The bizarre nature of Grok’s unsolicited commentary raised alarms in the tech community. Paul Graham, a well-known tech investor, suggested on X that the behavior resembled a botched patch update. “If AI systems used widely can be editorialized on the fly by those with access, that’s a serious concern,” Graham said.
Musk has frequently accused South Africa’s Black-led government of targeting white citizens, going so far as to claim some political leaders are actively promoting white genocide—an allegation the South African government strongly denies. The controversy escalated this week following a move by the Trump administration to accept a limited number of white South African refugees, particularly Afrikaners, into the U.S. The relocation effort coincides with Trump’s broader restriction on refugee admissions from other global regions. Trump maintains that Afrikaners are under threat of genocide in their home country.
Grok’s answers frequently invoked the lyrics of the liberation-era protest song “Kill the Boer,” originally used as a rallying cry against South Africa’s apartheid regime. Critics noted that Grok’s consistent inclusion of such references—regardless of the prompt—pointed toward manual interference rather than generative randomness.
Golbeck stressed the implications of the incident, saying that people’s growing reliance on AI for factual information makes such tampering especially dangerous. “When the people managing these algorithms manipulate what’s presented as the truth, that’s a real problem—especially when many users wrongly assume AI is an objective source,” she said.
In response to the uproar, xAI has vowed to publish Grok’s system prompts openly on GitHub, allowing public review and commentary on any changes. The company says this step is intended to foster transparency and build user trust in Grok’s commitment to truth-seeking. Among the published prompts was one instructing Grok to be “extremely skeptical” and not to “blindly defer to mainstream authority or media.”

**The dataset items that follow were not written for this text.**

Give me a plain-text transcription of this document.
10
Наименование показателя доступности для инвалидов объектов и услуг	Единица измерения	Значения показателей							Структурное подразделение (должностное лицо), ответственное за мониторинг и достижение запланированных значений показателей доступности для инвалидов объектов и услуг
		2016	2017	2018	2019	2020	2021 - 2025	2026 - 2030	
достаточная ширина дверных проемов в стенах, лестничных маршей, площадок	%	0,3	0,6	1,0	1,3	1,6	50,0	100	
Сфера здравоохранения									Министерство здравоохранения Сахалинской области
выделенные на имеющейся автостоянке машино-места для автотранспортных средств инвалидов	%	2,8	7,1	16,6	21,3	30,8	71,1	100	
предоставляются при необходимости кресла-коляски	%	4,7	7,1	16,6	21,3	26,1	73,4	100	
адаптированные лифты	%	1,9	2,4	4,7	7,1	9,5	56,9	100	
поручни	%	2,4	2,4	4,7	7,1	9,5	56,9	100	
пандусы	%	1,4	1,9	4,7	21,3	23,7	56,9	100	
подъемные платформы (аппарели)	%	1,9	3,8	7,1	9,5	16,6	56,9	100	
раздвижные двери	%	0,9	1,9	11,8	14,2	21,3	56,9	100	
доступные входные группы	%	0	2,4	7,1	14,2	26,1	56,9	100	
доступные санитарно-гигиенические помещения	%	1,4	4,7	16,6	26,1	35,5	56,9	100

xAI also revealed that its internal safeguards had been bypassed during this week’s incident and promised to bolster its approval process for future changes. All prompt modifications will now require review before being implemented.
This is not the first time xAI has attributed Grok’s behavior to internal missteps. In February, Grok was reportedly altered to censor criticism of Musk and Donald Trump. Co-founder Igor Babuschkin said at the time that the change had been made by an employee who had yet to fully align with xAI’s culture, and who acted without internal approval.
As xAI works to reassert control over its chatbot, questions remain about the broader implications of politically influenced AI and the potential consequences of unchecked human intervention in generative models.